Une autre frappe sur le village de Zrariyé, dans la région de Saïda, a par ailleurs fait quatre morts, dont deux femmes, et quatre blessés dont un enfant et une femme, a précisé le ministère dans la soirée.

Selon la même source, une femme a été tuée et sept personnes ont été blessées dans le district de la ville côtière de Tyr.

L'ANI avait auparavant fait état d'autres frappes et de tirs d'artillerie sur d'autres localités du Sud en dépit du cessez-le-feu entre le Hezbollah pro-iranien et Israël en vigueur depuis le 17 avril.

- Secouristes tués -

Jeudi, 17 personnes avaient été tuées dans des frappes sur le Sud, où l'armée israélienne a établi une zone de 10 km de profondeur à partir de la frontière, interdite d'accès à la presse et à la population, et effectue des opérations de démolition.

Des destructions ont ainsi été rapportées à Shamaa mais également à Yaroun, où un monastère, une école privée, des maisons, des commerces et des routes ont été démolies, selon l'agence ANI.

Israël affirme vouloir protéger sa région nord du Hezbollah, qui continue de revendiquer des attaques contre des positions israéliennes au Liban et, plus rarement, contre le territoire israélien.

L'armée israélienne a indiqué dans la nuit de vendredi à samedi avoir intercepté quatre "cibles aériennes" qui se dirigeaient vers le nord d'Israël, sans préciser leur provenance.

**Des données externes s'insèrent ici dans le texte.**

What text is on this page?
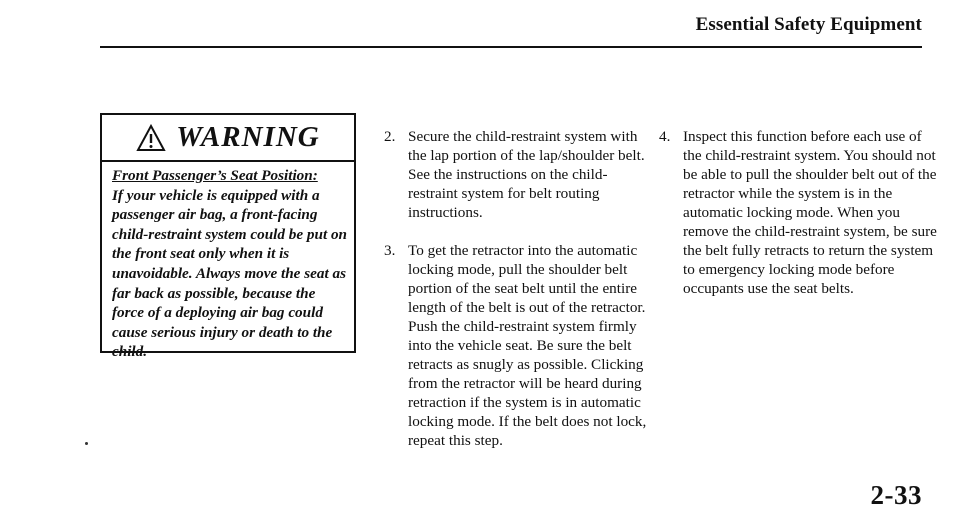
Essential Safety Equipment
WARNING
Front Passenger’s Seat Position:
If your vehicle is equipped with a passenger air bag, a front-facing child-restraint system could be put on the front seat only when it is unavoidable. Always move the seat as far back as possible, because the force of a deploying air bag could cause serious injury or death to the child.
2. Secure the child-restraint system with the lap portion of the lap/shoulder belt. See the instructions on the child-restraint system for belt routing instructions.
3. To get the retractor into the automatic locking mode, pull the shoulder belt portion of the seat belt until the entire length of the belt is out of the retractor. Push the child-restraint system firmly into the vehicle seat. Be sure the belt retracts as snugly as possible. Clicking from the retractor will be heard during retraction if the system is in automatic locking mode. If the belt does not lock, repeat this step.
4. Inspect this function before each use of the child-restraint system. You should not be able to pull the shoulder belt out of the retractor while the system is in the automatic locking mode. When you remove the child-restraint system, be sure the belt fully retracts to return the system to emergency locking mode before occupants use the seat belts.
2-33
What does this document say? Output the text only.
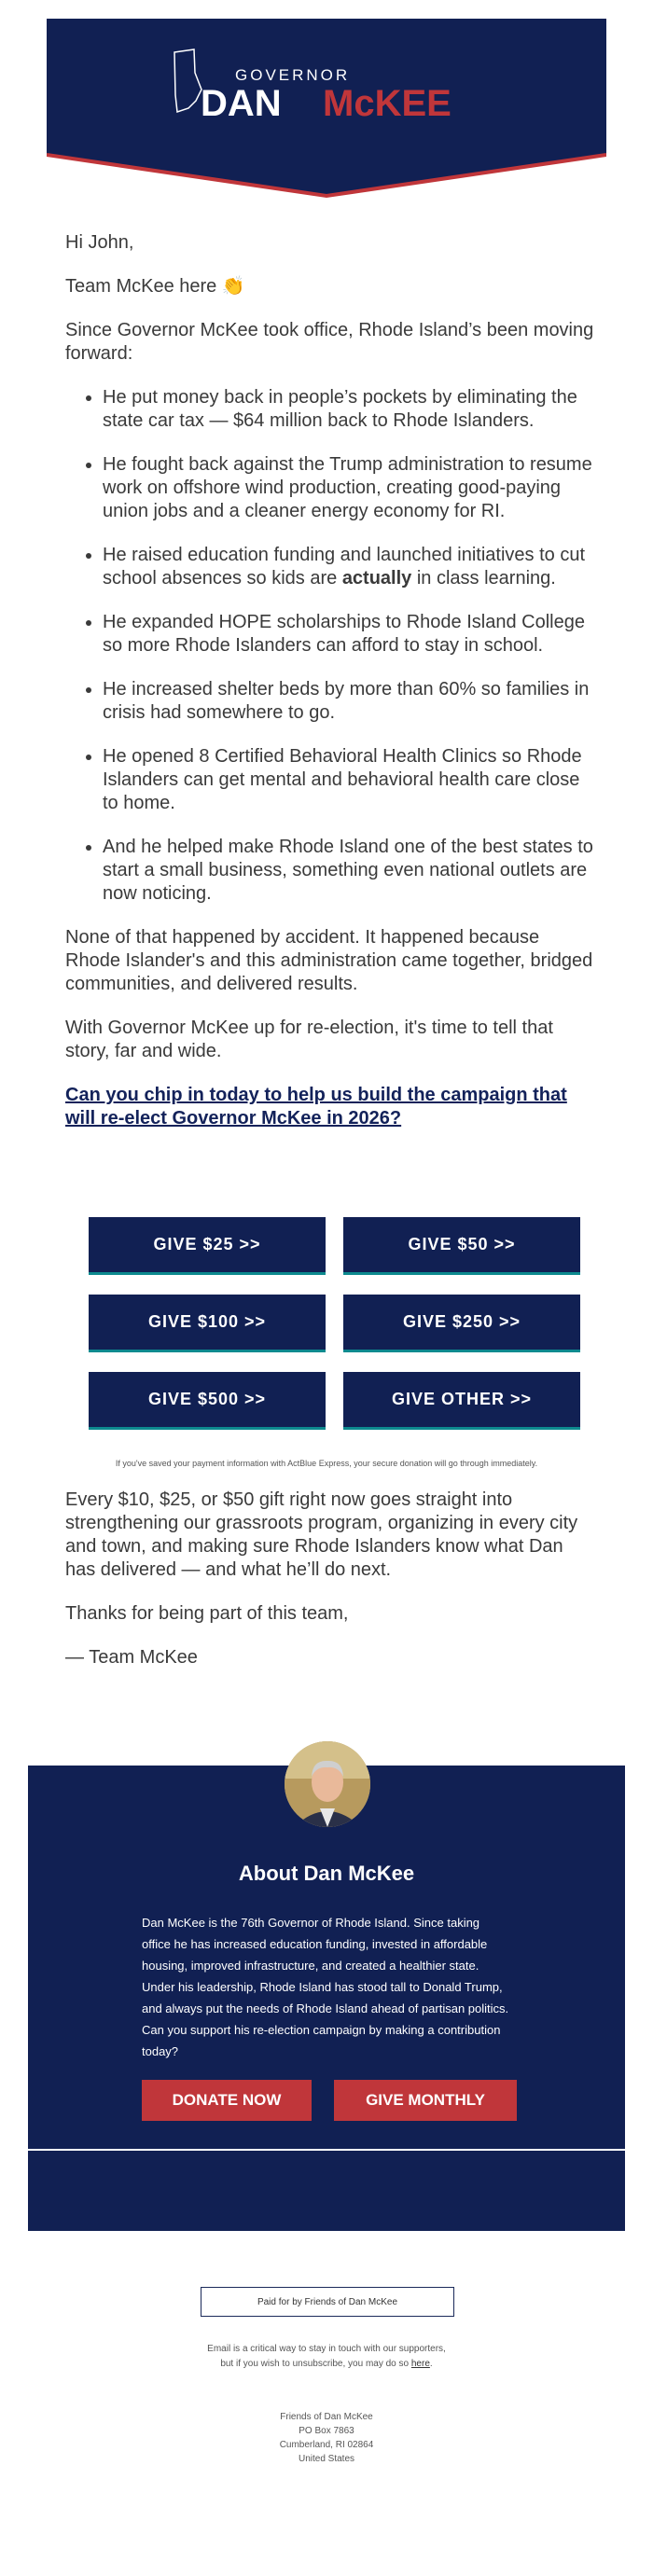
GOVERNOR
DAN McKEE

Hi John,

Team McKee here 👏

Since Governor McKee took office, Rhode Island’s been moving forward:

• He put money back in people’s pockets by eliminating the state car tax — $64 million back to Rhode Islanders.
• He fought back against the Trump administration to resume work on offshore wind production, creating good-paying union jobs and a cleaner energy economy for RI.
• He raised education funding and launched initiatives to cut school absences so kids are actually in class learning.
• He expanded HOPE scholarships to Rhode Island College so more Rhode Islanders can afford to stay in school.
• He increased shelter beds by more than 60% so families in crisis had somewhere to go.
• He opened 8 Certified Behavioral Health Clinics so Rhode Islanders can get mental and behavioral health care close to home.
• And he helped make Rhode Island one of the best states to start a small business, something even national outlets are now noticing.

None of that happened by accident. It happened because Rhode Islander's and this administration came together, bridged communities, and delivered results.

With Governor McKee up for re-election, it's time to tell that story, far and wide.

Can you chip in today to help us build the campaign that will re-elect Governor McKee in 2026?

GIVE $25 >>	GIVE $50 >>
GIVE $100 >>	GIVE $250 >>
GIVE $500 >>	GIVE OTHER >>
If you've saved your payment information with ActBlue Express, your secure donation will go through immediately.

Every $10, $25, or $50 gift right now goes straight into strengthening our grassroots program, organizing in every city and town, and making sure Rhode Islanders know what Dan has delivered — and what he’ll do next.

Thanks for being part of this team,

— Team McKee

About Dan McKee
Dan McKee is the 76th Governor of Rhode Island. Since taking office he has increased education funding, invested in affordable housing, improved infrastructure, and created a healthier state. Under his leadership, Rhode Island has stood tall to Donald Trump, and always put the needs of Rhode Island ahead of partisan politics. Can you support his re-election campaign by making a contribution today?
DONATE NOW	GIVE MONTHLY
Paid for by Friends of Dan McKee
Email is a critical way to stay in touch with our supporters, but if you wish to unsubscribe, you may do so here.
Friends of Dan McKee
PO Box 7863
Cumberland, RI 02864
United States
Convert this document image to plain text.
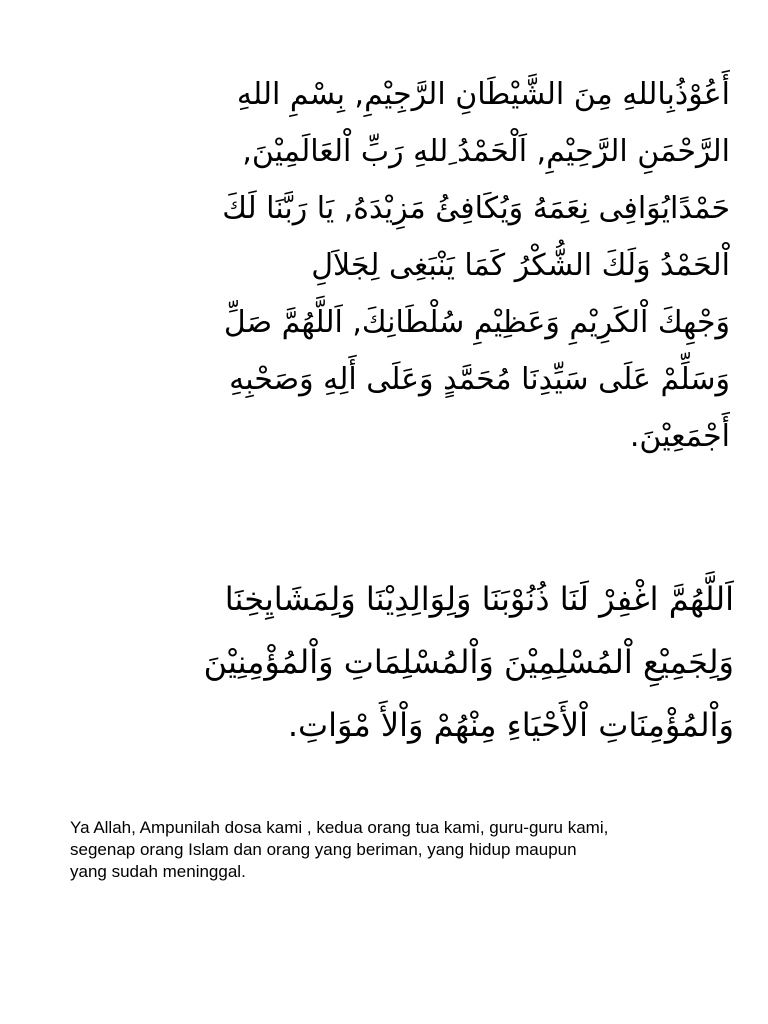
أَعُوْذُبِاللهِ مِنَ الشَّيْطَانِ الرَّجِيْمِ, بِسْمِ اللهِ
الرَّحْمَنِ الرَّحِيْمِ, اَلْحَمْدُ ِللهِ رَبِّ اْلعَالَمِيْنَ,
حَمْدًايُوَافِى نِعَمَهُ وَيُكَافِئُ مَزِيْدَهُ, يَا رَبَّنَا لَكَ
اْلحَمْدُ وَلَكَ الشُّكْرُ كَمَا يَنْبَغِى لِجَلاَلِ
وَجْهِكَ اْلكَرِيْمِ وَعَظِيْمِ سُلْطَانِكَ, اَللَّهُمَّ صَلِّ
وَسَلِّمْ عَلَى سَيِّدِنَا مُحَمَّدٍ وَعَلَى أَلِهِ وَصَحْبِهِ
أَجْمَعِيْنَ.
اَللَّهُمَّ اغْفِرْ لَنَا ذُنُوْبَنَا وَلِوَالِدِيْنَا وَلِمَشَايِخِنَا
وَلِجَمِيْعِ اْلمُسْلِمِيْنَ وَاْلمُسْلِمَاتِ وَاْلمُؤْمِنِيْنَ
وَاْلمُؤْمِنَاتِ اْلأَحْيَاءِ مِنْهُمْ وَاْلأَ مْوَاتِ.

Ya Allah, Ampunilah dosa kami , kedua orang tua kami, guru-guru kami,
segenap orang Islam dan orang yang beriman, yang hidup maupun
yang sudah meninggal.
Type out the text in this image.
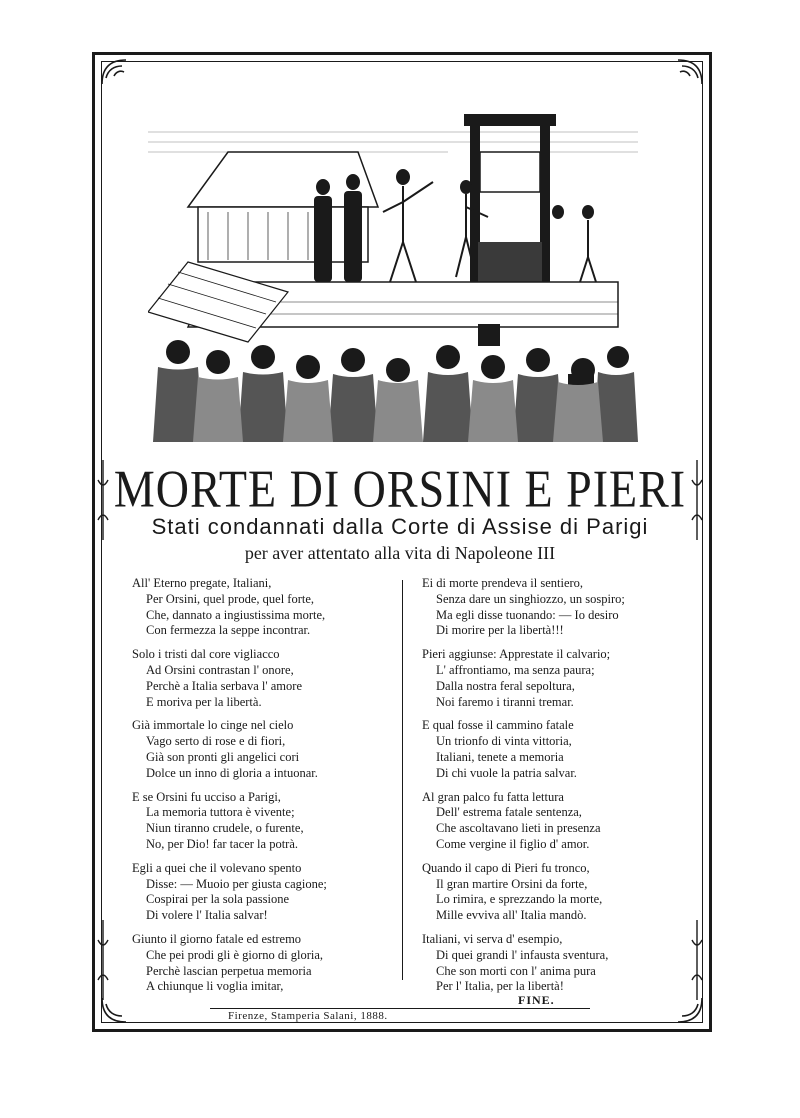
MORTE DI ORSINI E PIERI
Stati condannati dalla Corte di Assise di Parigi
per aver attentato alla vita di Napoleone III
All' Eterno pregate, Italiani,
Per Orsini, quel prode, quel forte,
Che, dannato a ingiustissima morte,
Con fermezza la seppe incontrar.
Solo i tristi dal core vigliacco
Ad Orsini contrastan l' onore,
Perchè a Italia serbava l' amore
E moriva per la libertà.
Già immortale lo cinge nel cielo
Vago serto di rose e di fiori,
Già son pronti gli angelici cori
Dolce un inno di gloria a intuonar.
E se Orsini fu ucciso a Parigi,
La memoria tuttora è vivente;
Niun tiranno crudele, o furente,
No, per Dio! far tacer la potrà.
Egli a quei che il volevano spento
Disse: — Muoio per giusta cagione;
Cospirai per la sola passione
Di volere l' Italia salvar!
Giunto il giorno fatale ed estremo
Che pei prodi gli è giorno di gloria,
Perchè lascian perpetua memoria
A chiunque li voglia imitar,
Ei di morte prendeva il sentiero,
Senza dare un singhiozzo, un sospiro;
Ma egli disse tuonando: — Io desiro
Di morire per la libertà!!!
Pieri aggiunse: Apprestate il calvario;
L' affrontiamo, ma senza paura;
Dalla nostra feral sepoltura,
Noi faremo i tiranni tremar.
E qual fosse il cammino fatale
Un trionfo di vinta vittoria,
Italiani, tenete a memoria
Di chi vuole la patria salvar.
Al gran palco fu fatta lettura
Dell' estrema fatale sentenza,
Che ascoltavano lieti in presenza
Come vergine il figlio d' amor.
Quando il capo di Pieri fu tronco,
Il gran martire Orsini da forte,
Lo rimira, e sprezzando la morte,
Mille evviva all' Italia mandò.
Italiani, vi serva d' esempio,
Di quei grandi l' infausta sventura,
Che son morti con l' anima pura
Per l' Italia, per la libertà!
FINE.
Firenze, Stamperia Salani, 1888.
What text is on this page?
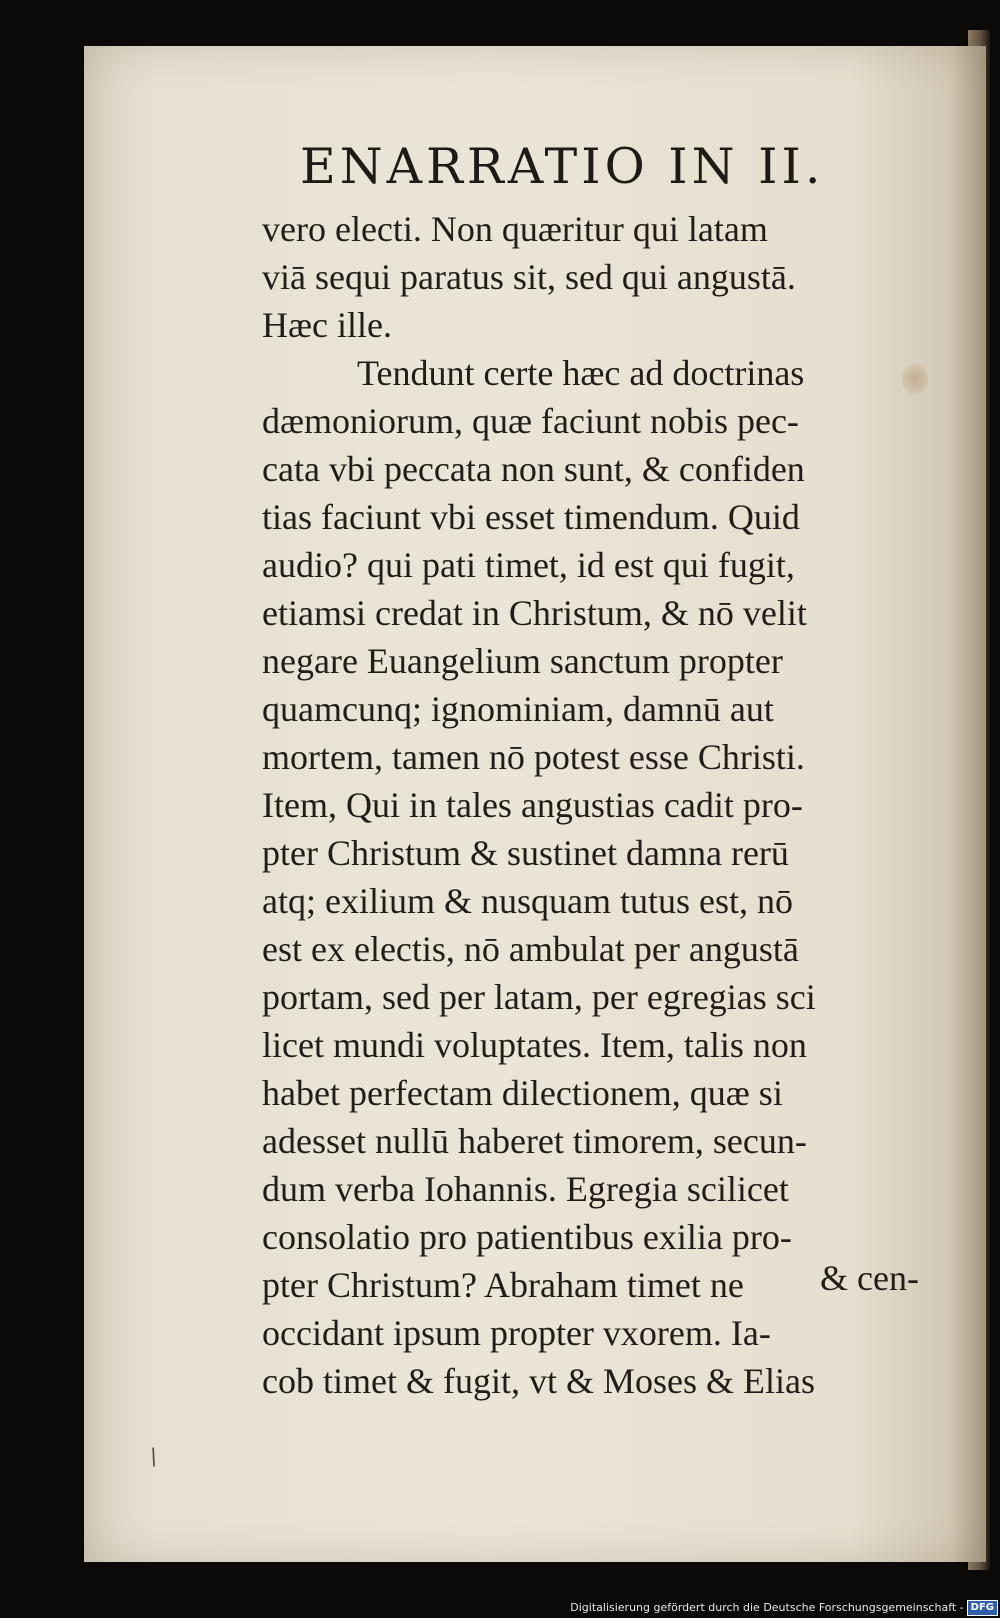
ENARRATIO IN II.
vero electi. Non quæritur qui latam
viā sequi paratus sit, sed qui angustā.
Hæc ille.
Tendunt certe hæc ad doctrinas
dæmoniorum, quæ faciunt nobis pec-
cata vbi peccata non sunt, & confiden
tias faciunt vbi esset timendum. Quid
audio? qui pati timet, id est qui fugit,
etiamsi credat in Christum, & nō velit
negare Euangelium sanctum propter
quamcunq; ignominiam, damnū aut
mortem, tamen nō potest esse Christi.
Item, Qui in tales angustias cadit pro-
pter Christum & sustinet damna rerū
atq; exilium & nusquam tutus est, nō
est ex electis, nō ambulat per angustā
portam, sed per latam, per egregias sci
licet mundi voluptates. Item, talis non
habet perfectam dilectionem, quæ si
adesset nullū haberet timorem, secun-
dum verba Iohannis. Egregia scilicet
consolatio pro patientibus exilia pro-
pter Christum? Abraham timet ne
occidant ipsum propter vxorem. Ia-
cob timet & fugit, vt & Moses & Elias
& cen-
/
Digitalisierung gefördert durch die Deutsche Forschungsgemeinschaft - DFG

En vertu de l'accord de cessez-le-feu, Israël se réserve "le droit de prendre, à tout moment, toutes les mesures nécessaires en légitime défense contre des attaques planifiées, imminentes ou en cours", une clause que le Hezbollah conteste.

Selon le ministère libanais de la Santé, plus de 2.600 personnes ont été tuées depuis la reprise des hostilités entre le Hezbollah et Israël, le 2 mars, sur fond de guerre au Moyen-Orient.

D'après cette source, 103 secouristes font partie des morts.

"Qu'une personne qui tente de sauver des vies, d'apaiser la souffrance humaine, puisse être ciblée (...) c'est une chose que je trouve absolument inacceptable", a affirmé à des journalistes près de Beyrouth le secrétaire général adjoint de la Fédération Internationale des Sociétés de la Croix-Rouge et du Croissant-Rouge (FIRC), Xavier Castellanos.